L’avvocato Franz Pesare, rappresentante di parte civile nel processo a carico dell’ex carabiniere Luigi Raffaele Pesare, di Sava, condannato a trent’anni di reclusione per avere ucciso il padre, la sorella e il cognato, ha presentato espressa richiesta al pubblico ministero per un suo ricorso in Cassazione contro la sentenza che riconosce all’imputato le attenuanti generiche. Pesare ha atteso il deposito della sentenza firmata dal giudice delle udienze preliminari del Tribunale di Taranto, Giuseppe Tommasino, per farsi portavoce dei parenti delle vittime da lui rappresentati (il figlio minorenne della coppia uccisa e il fratello del suo papà anche lui vittima delle strage).

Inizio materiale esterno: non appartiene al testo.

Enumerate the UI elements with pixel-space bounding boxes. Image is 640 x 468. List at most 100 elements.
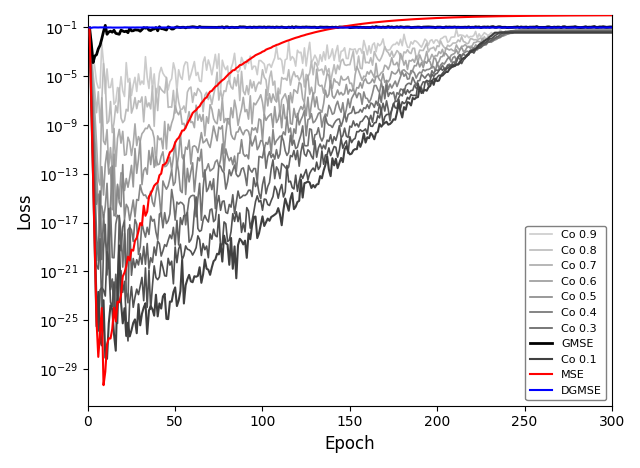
- Co 0.9: [110, 102, 118, 107]
- GMSE: [608, 24, 616, 30]
- Co 0.9: [86, 26, 93, 31]
- Co 0.6: [397, 72, 404, 77]
- Co 0.2: [608, 29, 616, 35]
- Line: Co 0.3: Co 0.3: [90, 29, 612, 316]
- Co 0.1: [608, 30, 616, 36]
- Co 0.3: [407, 88, 415, 93]
- DGMSE: [88, 25, 95, 31]
- Co 0.3: [88, 88, 95, 94]
- DGMSE: [608, 25, 616, 30]
- Co 0.4: [399, 87, 406, 92]
- Co 0.3: [399, 93, 406, 99]
- Co 0.3: [86, 26, 93, 31]
- Line: Co 0.6: Co 0.6: [90, 29, 612, 237]
- Co 0.9: [608, 25, 616, 30]
- Co 0.6: [86, 26, 93, 31]
- Co 0.8: [527, 26, 535, 31]
- Co 0.5: [86, 26, 93, 31]
- Co 0.7: [407, 58, 415, 64]
- MSE: [399, 17, 406, 23]
- Co 0.4: [561, 28, 568, 34]
- DGMSE: [563, 25, 570, 30]
- Co 0.8: [86, 26, 93, 31]
- Co 0.5: [399, 69, 406, 74]
- Co 0.2: [124, 338, 132, 344]
- Co 0.6: [407, 71, 415, 76]
- Co 0.6: [561, 27, 568, 32]
- Line: Co 0.1: Co 0.1: [90, 29, 612, 359]
- MSE: [86, 26, 93, 31]
- DGMSE: [529, 25, 537, 30]
- GMSE: [102, 22, 109, 28]
- Co 0.4: [608, 28, 616, 34]
- X-axis label: Epoch: Epoch: [324, 435, 375, 453]
- Co 0.2: [399, 99, 406, 104]
- Co 0.9: [531, 25, 539, 30]
- DGMSE: [399, 24, 406, 30]
- Co 0.2: [527, 29, 535, 35]
- Co 0.1: [407, 102, 415, 108]
- Co 0.4: [407, 81, 415, 87]
- Co 0.6: [88, 61, 95, 66]
- Line: GMSE: GMSE: [90, 25, 612, 63]
- Co 0.3: [608, 29, 616, 34]
- Co 0.1: [103, 356, 111, 362]
- Co 0.7: [399, 55, 406, 61]
- Y-axis label: Loss: Loss: [15, 192, 33, 229]
- GMSE: [400, 24, 408, 30]
- MSE: [88, 99, 95, 104]
- Co 0.4: [86, 26, 93, 31]
- Co 0.8: [407, 51, 415, 57]
- Co 0.7: [561, 26, 568, 32]
- Line: Co 0.2: Co 0.2: [90, 29, 612, 341]
- Co 0.2: [88, 96, 95, 102]
- DGMSE: [407, 25, 415, 30]
- Line: Co 0.7: Co 0.7: [90, 29, 612, 185]
- Line: MSE: MSE: [90, 15, 612, 385]
- Co 0.1: [527, 30, 535, 36]
- Co 0.6: [96, 234, 104, 240]
- Co 0.7: [86, 26, 93, 31]
- Co 0.2: [86, 26, 93, 31]
- Co 0.1: [86, 26, 93, 31]
- Co 0.9: [88, 36, 95, 42]
- Co 0.2: [561, 29, 568, 35]
- Co 0.9: [399, 43, 406, 49]
- Co 0.7: [96, 182, 104, 188]
- Co 0.7: [397, 51, 404, 56]
- Line: DGMSE: DGMSE: [90, 27, 612, 28]
- Co 0.5: [527, 28, 535, 33]
- Co 0.6: [399, 68, 406, 73]
- Co 0.8: [88, 44, 95, 50]
- DGMSE: [89, 25, 97, 30]
- Co 0.1: [399, 115, 406, 120]
- Legend: Co 0.9, Co 0.8, Co 0.7, Co 0.6, Co 0.5, Co 0.4, Co 0.3, GMSE, Co 0.1, MSE, DGMSE: Co 0.9, Co 0.8, Co 0.7, Co 0.6, Co 0.5, …: [525, 226, 606, 400]
- MSE: [527, 13, 535, 19]
- DGMSE: [397, 25, 404, 30]
- Co 0.5: [397, 74, 404, 80]
- MSE: [100, 382, 108, 388]
- Co 0.5: [105, 222, 113, 228]
- Co 0.7: [608, 26, 616, 32]
- Co 0.8: [108, 130, 116, 135]
- Co 0.8: [399, 57, 406, 63]
- MSE: [561, 13, 568, 18]
- DGMSE: [451, 24, 458, 30]
- Co 0.3: [561, 29, 568, 34]
- Co 0.7: [527, 26, 535, 32]
- Co 0.4: [88, 80, 95, 86]
- Line: Co 0.5: Co 0.5: [90, 29, 612, 225]
- Co 0.5: [561, 28, 568, 33]
- MSE: [608, 13, 616, 18]
- Co 0.3: [397, 91, 404, 97]
- GMSE: [409, 25, 417, 30]
- Co 0.9: [397, 37, 404, 42]
- Co 0.1: [561, 30, 568, 36]
- Line: Co 0.8: Co 0.8: [90, 29, 612, 132]
- Co 0.5: [88, 66, 95, 72]
- Co 0.8: [608, 26, 616, 31]
- Co 0.7: [88, 57, 95, 62]
- GMSE: [529, 24, 537, 30]
- Co 0.4: [397, 86, 404, 92]
- Line: Co 0.9: Co 0.9: [90, 28, 612, 104]
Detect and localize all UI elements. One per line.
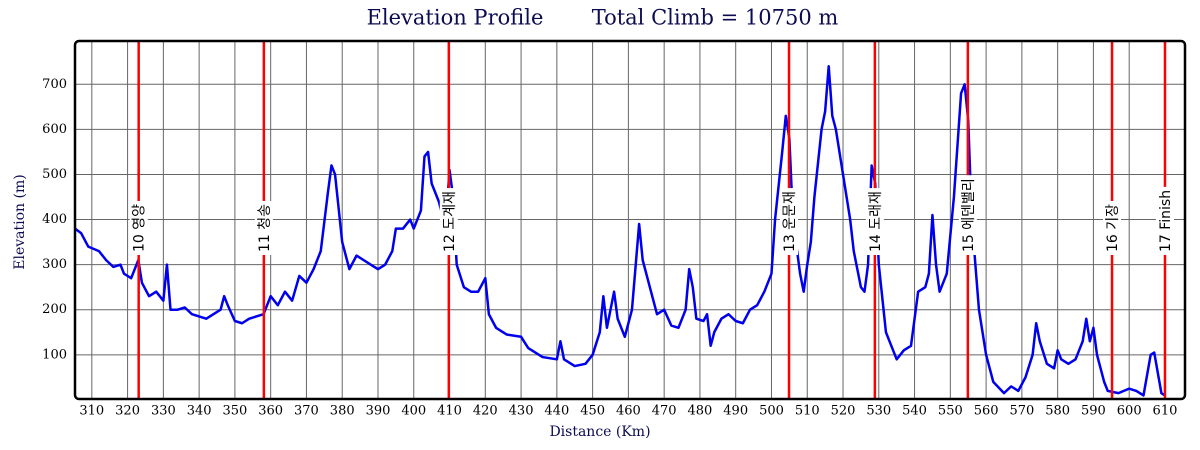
x-tick-label: 360	[258, 404, 283, 419]
x-tick-label: 330	[151, 404, 176, 419]
y-tick-label: 200	[42, 302, 67, 317]
checkpoint-label: 14 도래재	[868, 191, 884, 252]
y-tick-label: 400	[42, 212, 67, 227]
x-tick-label: 590	[1081, 404, 1106, 419]
checkpoint-label-bg	[439, 188, 458, 255]
x-tick-label: 610	[1153, 404, 1178, 419]
y-tick-label: 100	[42, 347, 67, 362]
y-tick-label: 500	[42, 167, 67, 182]
x-tick-label: 600	[1117, 404, 1142, 419]
x-tick-label: 440	[544, 404, 569, 419]
checkpoint-label-bg	[865, 188, 884, 255]
checkpoint-label: 12 도계재	[442, 191, 458, 252]
x-axis-label: Distance (Km)	[549, 424, 650, 440]
x-tick-label: 530	[866, 404, 891, 419]
x-tick-label: 540	[902, 404, 927, 419]
x-tick-label: 310	[79, 404, 104, 419]
checkpoint-label: 16 기장	[1105, 204, 1121, 252]
y-axis-label: Elevation (m)	[12, 174, 28, 269]
x-tick-label: 420	[473, 404, 498, 419]
x-tick-label: 400	[401, 404, 426, 419]
checkpoint-label-bg	[1103, 200, 1122, 255]
chart-title: Elevation Profile	[367, 6, 544, 30]
x-tick-label: 370	[294, 404, 319, 419]
y-tick-label: 300	[42, 257, 67, 272]
x-tick-label: 520	[831, 404, 856, 419]
x-tick-label: 430	[509, 404, 534, 419]
x-tick-label: 560	[974, 404, 999, 419]
x-tick-label: 490	[723, 404, 748, 419]
checkpoint-label: 10 영양	[132, 204, 148, 252]
x-tick-label: 390	[366, 404, 391, 419]
checkpoint-label-bg	[958, 175, 977, 255]
x-tick-label: 340	[187, 404, 212, 419]
x-tick-label: 580	[1045, 404, 1070, 419]
x-tick-label: 510	[795, 404, 820, 419]
checkpoint-label: 11 청송	[257, 204, 273, 252]
x-tick-label: 350	[222, 404, 247, 419]
x-tick-label: 410	[437, 404, 462, 419]
checkpoint-label-bg	[254, 200, 273, 255]
checkpoint-label: 13 운문재	[782, 191, 798, 252]
checkpoint-label-bg	[129, 200, 148, 255]
x-tick-label: 550	[938, 404, 963, 419]
chart-subtitle: Total Climb = 10750 m	[592, 6, 839, 30]
checkpoint-label: 15 에덴밸리	[961, 178, 977, 252]
elevation-line	[74, 64, 1166, 397]
x-tick-label: 570	[1009, 404, 1034, 419]
checkpoint-label-bg	[1155, 186, 1174, 255]
checkpoint-label: 17 Finish	[1158, 190, 1174, 252]
x-tick-label: 500	[759, 404, 784, 419]
x-tick-label: 480	[688, 404, 713, 419]
checkpoint-label-bg	[780, 188, 799, 255]
x-tick-label: 470	[652, 404, 677, 419]
plot-frame	[73, 39, 1187, 401]
y-tick-label: 700	[42, 77, 67, 92]
x-tick-label: 460	[616, 404, 641, 419]
x-tick-label: 320	[115, 404, 140, 419]
y-tick-label: 600	[42, 122, 67, 137]
x-tick-label: 450	[580, 404, 605, 419]
x-tick-label: 380	[330, 404, 355, 419]
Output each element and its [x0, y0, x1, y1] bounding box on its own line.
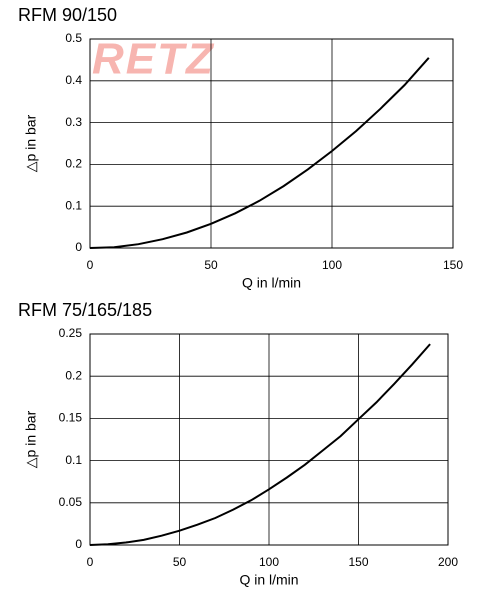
x-tick-label: 50 [204, 258, 218, 272]
y-tick-label: 0.1 [65, 453, 82, 467]
watermark: RETZ [92, 35, 215, 84]
line-series [89, 343, 431, 546]
x-tick-label: 150 [348, 555, 368, 569]
x-tick-label: 0 [87, 258, 94, 272]
y-tick-label: 0.05 [59, 495, 83, 509]
plot-frame [89, 333, 449, 546]
x-tick-label: 0 [87, 555, 94, 569]
y-tick-label: 0 [75, 537, 82, 551]
y-tick-label: 0.2 [65, 368, 82, 382]
x-tick-label: 50 [173, 555, 187, 569]
chart-title: RFM 90/150 [18, 5, 117, 25]
x-tick-label: 150 [443, 258, 463, 272]
y-tick-label: 0 [75, 240, 82, 254]
y-axis-label: △p in bar [23, 114, 39, 172]
x-tick-label: 100 [322, 258, 342, 272]
y-tick-label: 0.25 [59, 326, 83, 340]
y-tick-label: 0.4 [65, 73, 82, 87]
x-axis-label: Q in l/min [242, 275, 301, 291]
y-tick-label: 0.5 [65, 31, 82, 45]
y-tick-label: 0.2 [65, 157, 82, 171]
x-tick-label: 100 [259, 555, 279, 569]
y-tick-label: 0.15 [59, 411, 83, 425]
y-tick-label: 0.3 [65, 115, 82, 129]
x-axis-label: Q in l/min [239, 572, 298, 588]
chart-title: RFM 75/165/185 [18, 300, 152, 320]
y-tick-label: 0.1 [65, 198, 82, 212]
y-axis-label: △p in bar [23, 410, 39, 468]
plot-frame [89, 38, 454, 249]
x-tick-label: 200 [438, 555, 458, 569]
line-series [89, 57, 430, 249]
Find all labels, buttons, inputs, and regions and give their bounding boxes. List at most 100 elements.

Il penalista è convinto che non potevano essere concesse le attenuanti generiche all’omicida che meritava dunque l’ergastolo.
Al termine del procedimento svolto con il rito abbreviato, il gup aveva accolto le richieste della difesa rappresentata dall’avvocato Lorenzo Bullo che invocava per il suo assistito il riconoscimento delle attenuanti generiche prevalenti sulle aggravanti e una clemenza sulla pena per una presunta provocazione che aveva portato quell’esito drammatico. La risposta insana quale esplosione di una ostilità controllata per troppo tempo che aveva portato uno stato di frustrazione esplosa in quel 18 novembre del 2017 quando, ipotizzava la difesa, ci sarebbe stata anche una colluttazione tra l’omicida e i suoi parenti.
L’avvocato pesare contesta la parte della sentenza che riconosce le attenuanti generiche per una condotta dell’omicida «sorretta da dolo di impeto desumibile dal tentativo di suicidio» messo in atto dal carabiniere subito dopo la mattanza. Sempre l’avvocato Pesare nella sua istanza stigmatizza la clemenza della pena in ragione di una motivazione che avrebbe dato atto delle "reiterate offese alla propria dignità", dell’omicida. Congetture non provate, sostiene l’avvocato di parte civile, ma solo apoditticamente affermate sulla base di poche frasi pronunciate dallo stesso omicida subito dopo il fatto di sangue e dalla moglie di quest’ultimo.
Ininfluenti e non provate, per l’avvocato Pesare, le presunte offese ricevute dall’omicida e i rancori tra familiari, pure emersi nel corso delle indagini, per presunte inique divisioni di proprietà. «Un militare – si legge nella richiesta di opposizione - non può giungere a gesti così gravi per i modesti ricavi derivanti dalla conduzione di fondi o per reiterate offese di cui per altro non vi è traccia».
Ora toccherà al sostituto procuratore Mari Grazia Anastasia, rappresentante della pubblica accusa nel processo, presentare o meno alla Corte di Cassazione una sua richiesta di revisione della sentenza.
Si tornerà quindi a parlare di un omicidio che ha segnato la vita di molte famiglie a Sava il cui ricordo è ancora vivo nella mente di molti. Il 18 novembre del 2017 l’ex appuntato in forza al nucleo operativo di Manduria uccise con la pistola di ordinanza il padre Damiano di 85 anni, la sorella Maria Pasana di 50 anni e il cognato Salvatore Bisci di 69 anni. Subito dopo il triplice omicidio, Pesare puntò la pistola contro sé stesso esplodendo un colpo sotto il mento che lo ferì.